The purpose of coupling a capacitor with an electric motor is to increase the efficiency of the electric motor. A capacitor stores power that would normally be wasted by an electric motor and redelivers that power during the negative power cycles of the motor. When a motor capacitor looses capacity, the motor can overheat or fail, as most motors are now designed and manufactured in such a way that they will not operate without a capacitor in place. You can ensure your motor is running safely and at peak efficiency by checking the motor's capacitor regularly.
Switch the circuit breaker powering the motor to the "Off" position.
Remove the wires connecting the capacitor to the motor or power supply.
Set your voltage meter to test for continuity. The continuity setting delivers a small DC voltage through the circuit being tested. You can use this small DC voltage to determine if the capacitor is functioning; however, you will not know the amount of capacitance.
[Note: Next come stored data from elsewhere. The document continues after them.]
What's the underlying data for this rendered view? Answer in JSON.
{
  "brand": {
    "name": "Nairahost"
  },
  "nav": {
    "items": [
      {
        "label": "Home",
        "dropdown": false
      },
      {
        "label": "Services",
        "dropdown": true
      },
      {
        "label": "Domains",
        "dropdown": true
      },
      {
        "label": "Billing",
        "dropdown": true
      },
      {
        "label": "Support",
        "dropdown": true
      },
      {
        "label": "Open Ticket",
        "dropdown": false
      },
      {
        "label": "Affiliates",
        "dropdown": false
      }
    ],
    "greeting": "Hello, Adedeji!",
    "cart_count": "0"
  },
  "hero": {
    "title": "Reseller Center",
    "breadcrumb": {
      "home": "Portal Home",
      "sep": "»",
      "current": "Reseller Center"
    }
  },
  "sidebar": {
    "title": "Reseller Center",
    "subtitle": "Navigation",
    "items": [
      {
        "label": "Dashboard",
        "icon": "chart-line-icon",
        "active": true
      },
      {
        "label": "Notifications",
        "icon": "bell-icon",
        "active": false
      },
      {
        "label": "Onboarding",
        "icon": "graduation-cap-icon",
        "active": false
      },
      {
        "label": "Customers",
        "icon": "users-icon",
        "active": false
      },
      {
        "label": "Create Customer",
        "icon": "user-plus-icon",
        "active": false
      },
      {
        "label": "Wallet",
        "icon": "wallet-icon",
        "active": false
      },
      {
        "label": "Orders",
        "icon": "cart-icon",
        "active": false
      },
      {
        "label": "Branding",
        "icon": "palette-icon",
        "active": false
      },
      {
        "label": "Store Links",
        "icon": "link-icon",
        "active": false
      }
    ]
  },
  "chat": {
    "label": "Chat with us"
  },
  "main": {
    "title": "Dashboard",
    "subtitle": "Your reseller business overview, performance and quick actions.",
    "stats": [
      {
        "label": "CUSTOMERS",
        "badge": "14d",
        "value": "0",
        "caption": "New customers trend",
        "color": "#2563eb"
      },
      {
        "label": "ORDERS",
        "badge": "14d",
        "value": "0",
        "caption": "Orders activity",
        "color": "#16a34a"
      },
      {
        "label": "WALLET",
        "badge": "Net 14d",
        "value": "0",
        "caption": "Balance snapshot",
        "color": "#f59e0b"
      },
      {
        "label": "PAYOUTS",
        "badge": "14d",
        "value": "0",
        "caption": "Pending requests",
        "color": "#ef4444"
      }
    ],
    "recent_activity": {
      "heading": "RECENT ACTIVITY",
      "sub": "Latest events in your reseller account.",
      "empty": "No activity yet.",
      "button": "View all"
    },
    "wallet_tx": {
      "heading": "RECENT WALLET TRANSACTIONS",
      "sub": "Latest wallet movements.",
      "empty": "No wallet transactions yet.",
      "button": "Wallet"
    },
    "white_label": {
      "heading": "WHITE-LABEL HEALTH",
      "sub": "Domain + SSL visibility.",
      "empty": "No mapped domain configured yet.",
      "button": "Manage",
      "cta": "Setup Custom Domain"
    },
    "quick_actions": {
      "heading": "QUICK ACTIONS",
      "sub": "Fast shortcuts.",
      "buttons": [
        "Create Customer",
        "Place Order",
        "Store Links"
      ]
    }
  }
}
Place the two voltage meter leads on the two wire connection points on the capacitor. Leave the leads in place for about thirty seconds and then remove the leads. This charges the capacitor with a small voltage.
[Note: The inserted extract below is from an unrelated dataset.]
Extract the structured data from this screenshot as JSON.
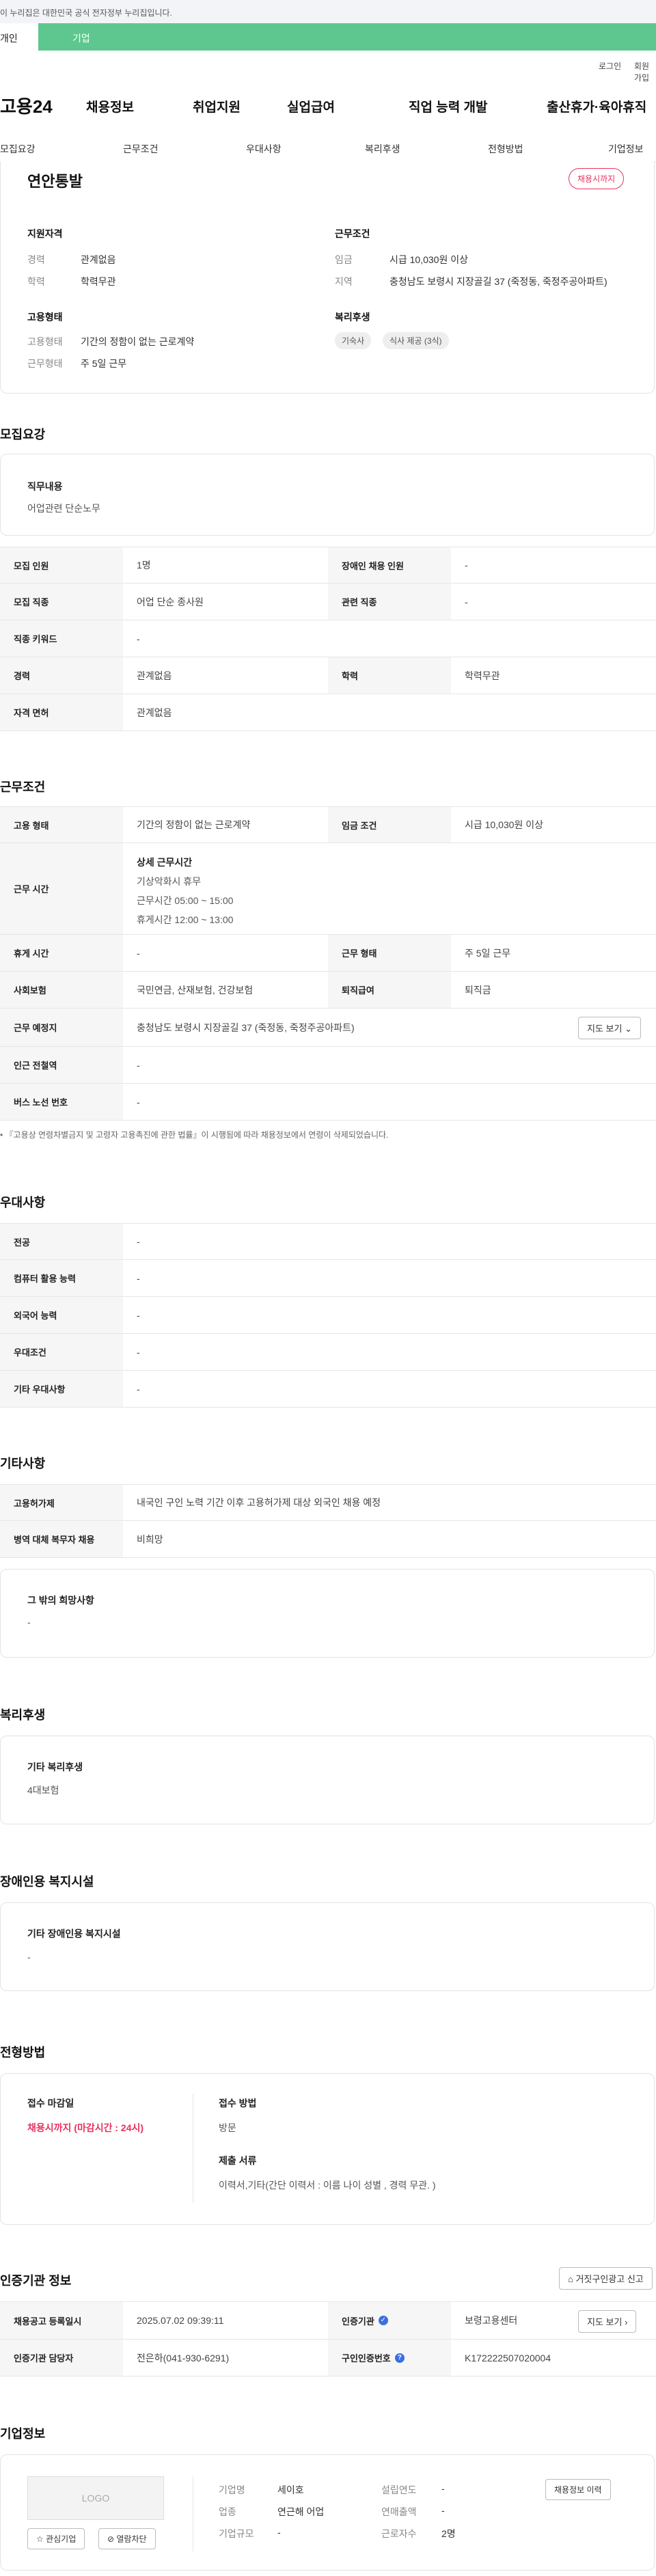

Set the voltage meter to test for DC voltage. Place the two voltage meter leads on the two wire connection points on the capacitor. The voltage should spike rapidly then fall to zero. The voltage level is not important. You only want to know if the capacitor stored the DC voltage from the continuity tester and then released it when you checked for voltage. If no voltage spike is present, the capacitor is defective and should be replaced.
Reconnect the wires to the capacitor and restore power.
Some voltage meters come with a setting for testing capacitance. If this is the case, you can simply disconnect power, remove the wires and test the capacitance of the capacitor using the voltage meter.
There is always a danger of electric shock when working with high voltage. Only certified electricians should attempt this procedure.